Tara O’Neill Hayes, deputy director of health care policy at the free-market think tank American Action Forum, said the problems were hard to predict at the time they were made, but said “it speaks to the problems of short-sighted and piecemeal legislating.”

“When you add all of these things up, they are acting with each other to cause even greater impacts than they might each on their own,” she said.

Potential impact of proposal

Lawmakers are now trying to diminish the perverse incentives for drugmakers and insurers by shifting the amount Medicare pays in the catastrophic phase from 80 percent to 20 percent by 2024.

Under the proposal, the health plans’ share would increase from 15 percent to 60 percent over that time.
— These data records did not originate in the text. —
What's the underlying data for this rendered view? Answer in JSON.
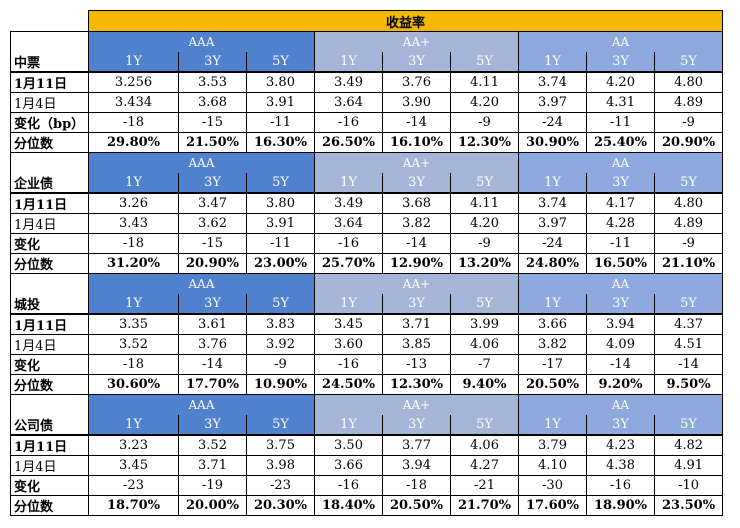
{
  "title": "收益率",
  "groups": [
    "AAA",
    "AA+",
    "AA"
  ],
  "tenors": [
    "1Y",
    "3Y",
    "5Y"
  ],
  "sections": [
    {
      "name": "中票",
      "rows": [
        {
          "label": "1月11日",
          "bold": true,
          "values": [
            "3.256",
            "3.53",
            "3.80",
            "3.49",
            "3.76",
            "4.11",
            "3.74",
            "4.20",
            "4.80"
          ]
        },
        {
          "label": "1月4日",
          "bold": false,
          "values": [
            "3.434",
            "3.68",
            "3.91",
            "3.64",
            "3.90",
            "4.20",
            "3.97",
            "4.31",
            "4.89"
          ]
        },
        {
          "label": "变化（bp）",
          "bold": true,
          "values": [
            "-18",
            "-15",
            "-11",
            "-16",
            "-14",
            "-9",
            "-24",
            "-11",
            "-9"
          ]
        },
        {
          "label": "分位数",
          "bold": true,
          "values": [
            "29.80%",
            "21.50%",
            "16.30%",
            "26.50%",
            "16.10%",
            "12.30%",
            "30.90%",
            "25.40%",
            "20.90%"
          ]
        }
      ]
    },
    {
      "name": "企业债",
      "rows": [
        {
          "label": "1月11日",
          "bold": true,
          "values": [
            "3.26",
            "3.47",
            "3.80",
            "3.49",
            "3.68",
            "4.11",
            "3.74",
            "4.17",
            "4.80"
          ]
        },
        {
          "label": "1月4日",
          "bold": false,
          "values": [
            "3.43",
            "3.62",
            "3.91",
            "3.64",
            "3.82",
            "4.20",
            "3.97",
            "4.28",
            "4.89"
          ]
        },
        {
          "label": "变化",
          "bold": true,
          "values": [
            "-18",
            "-15",
            "-11",
            "-16",
            "-14",
            "-9",
            "-24",
            "-11",
            "-9"
          ]
        },
        {
          "label": "分位数",
          "bold": true,
          "values": [
            "31.20%",
            "20.90%",
            "23.00%",
            "25.70%",
            "12.90%",
            "13.20%",
            "24.80%",
            "16.50%",
            "21.10%"
          ]
        }
      ]
    },
    {
      "name": "城投",
      "rows": [
        {
          "label": "1月11日",
          "bold": true,
          "values": [
            "3.35",
            "3.61",
            "3.83",
            "3.45",
            "3.71",
            "3.99",
            "3.66",
            "3.94",
            "4.37"
          ]
        },
        {
          "label": "1月4日",
          "bold": false,
          "values": [
            "3.52",
            "3.76",
            "3.92",
            "3.60",
            "3.85",
            "4.06",
            "3.82",
            "4.09",
            "4.51"
          ]
        },
        {
          "label": "变化",
          "bold": true,
          "values": [
            "-18",
            "-14",
            "-9",
            "-16",
            "-13",
            "-7",
            "-17",
            "-14",
            "-14"
          ]
        },
        {
          "label": "分位数",
          "bold": true,
          "values": [
            "30.60%",
            "17.70%",
            "10.90%",
            "24.50%",
            "12.30%",
            "9.40%",
            "20.50%",
            "9.20%",
            "9.50%"
          ]
        }
      ]
    },
    {
      "name": "公司债",
      "rows": [
        {
          "label": "1月11日",
          "bold": true,
          "values": [
            "3.23",
            "3.52",
            "3.75",
            "3.50",
            "3.77",
            "4.06",
            "3.79",
            "4.23",
            "4.82"
          ]
        },
        {
          "label": "1月4日",
          "bold": false,
          "values": [
            "3.45",
            "3.71",
            "3.98",
            "3.66",
            "3.94",
            "4.27",
            "4.10",
            "4.38",
            "4.91"
          ]
        },
        {
          "label": "变化",
          "bold": true,
          "values": [
            "-23",
            "-19",
            "-23",
            "-16",
            "-18",
            "-21",
            "-30",
            "-16",
            "-10"
          ]
        },
        {
          "label": "分位数",
          "bold": true,
          "values": [
            "18.70%",
            "20.00%",
            "20.30%",
            "18.40%",
            "20.50%",
            "21.70%",
            "17.60%",
            "18.90%",
            "23.50%"
          ]
        }
      ]
    }
  ],
  "colors": {
    "title_bg": "#f5b800",
    "aaa_bg": "#4f81cf",
    "aa_plus_bg": "#a4b5d8",
    "aa_bg": "#8ea9dd"
  }
}
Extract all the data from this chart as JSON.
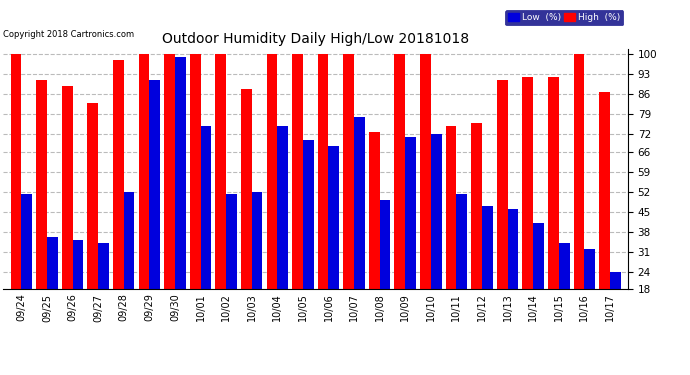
{
  "title": "Outdoor Humidity Daily High/Low 20181018",
  "copyright": "Copyright 2018 Cartronics.com",
  "dates": [
    "09/24",
    "09/25",
    "09/26",
    "09/27",
    "09/28",
    "09/29",
    "09/30",
    "10/01",
    "10/02",
    "10/03",
    "10/04",
    "10/05",
    "10/06",
    "10/07",
    "10/08",
    "10/09",
    "10/10",
    "10/11",
    "10/12",
    "10/13",
    "10/14",
    "10/15",
    "10/16",
    "10/17"
  ],
  "high": [
    100,
    91,
    89,
    83,
    98,
    100,
    100,
    100,
    100,
    88,
    100,
    100,
    100,
    100,
    73,
    100,
    100,
    75,
    76,
    91,
    92,
    92,
    100,
    87
  ],
  "low": [
    51,
    36,
    35,
    34,
    52,
    91,
    99,
    75,
    51,
    52,
    75,
    70,
    68,
    78,
    49,
    71,
    72,
    51,
    47,
    46,
    41,
    34,
    32,
    24
  ],
  "bg_color": "#ffffff",
  "bar_high_color": "#ff0000",
  "bar_low_color": "#0000dd",
  "grid_color": "#bbbbbb",
  "ylim_min": 18,
  "ylim_max": 102,
  "yticks": [
    18,
    24,
    31,
    38,
    45,
    52,
    59,
    66,
    72,
    79,
    86,
    93,
    100
  ],
  "bar_width": 0.42,
  "figwidth": 6.9,
  "figheight": 3.75,
  "dpi": 100
}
The drugmakers would provide a 20 percent discount.

The thinking behind the changes is that they will discourage drugmakers from jacking up prices and encourage insurers to be better stewards of their beneficiaries’ drug costs and prioritize lower-cost therapies over more expensive ones. The Congressional Budget Office estimated that the changes would save the government $34.6 billion over a decade.

Patients would benefit because they will no longer have to pay anything once they spend $3,100 on drugs in a year. Under the current system, seniors pay 5 percent of costs above the catastrophic level.

The Finance panel said CBO estimated that seniors would save $20 billion because of lower cost-sharing, and premiums would drop by $6 billion between that and other proposed changes.

The savings for the government and seniors could require some tradeoffs, however.

If the government pays less and seniors pay less, more of the burden will fall on drugmakers in the form of discounts or a lack of price increases they might have taken otherwise, CBO director Phillip Swagel said at the Finance Committee markup last month.

While most lawmakers doubt the drug industry’s apocalyptic claims of threats to innovation, it seems unlikely that the change would have no effect on their future investment decisions, said Hayes of the American Action Forum.

The plan is also intended to influence health insurer behavior, but insurers could respond in a way that bothers patients.

Insurers often control costs by limiting access to expensive drugs. They can require insurer approval before they are prescribed, which is known as prior authorization, or require that patients start on cheaper drugs and only move on to pricier treatments if that isn’t effective, which is known as step therapy.

While patients worry about high prices, policies that result in restricted access like that can be deeply unpopular.

“You can’t have it all,” Cubanski said. “You can’t have open-ended access to medications and expect that you are also going to have costs under control.”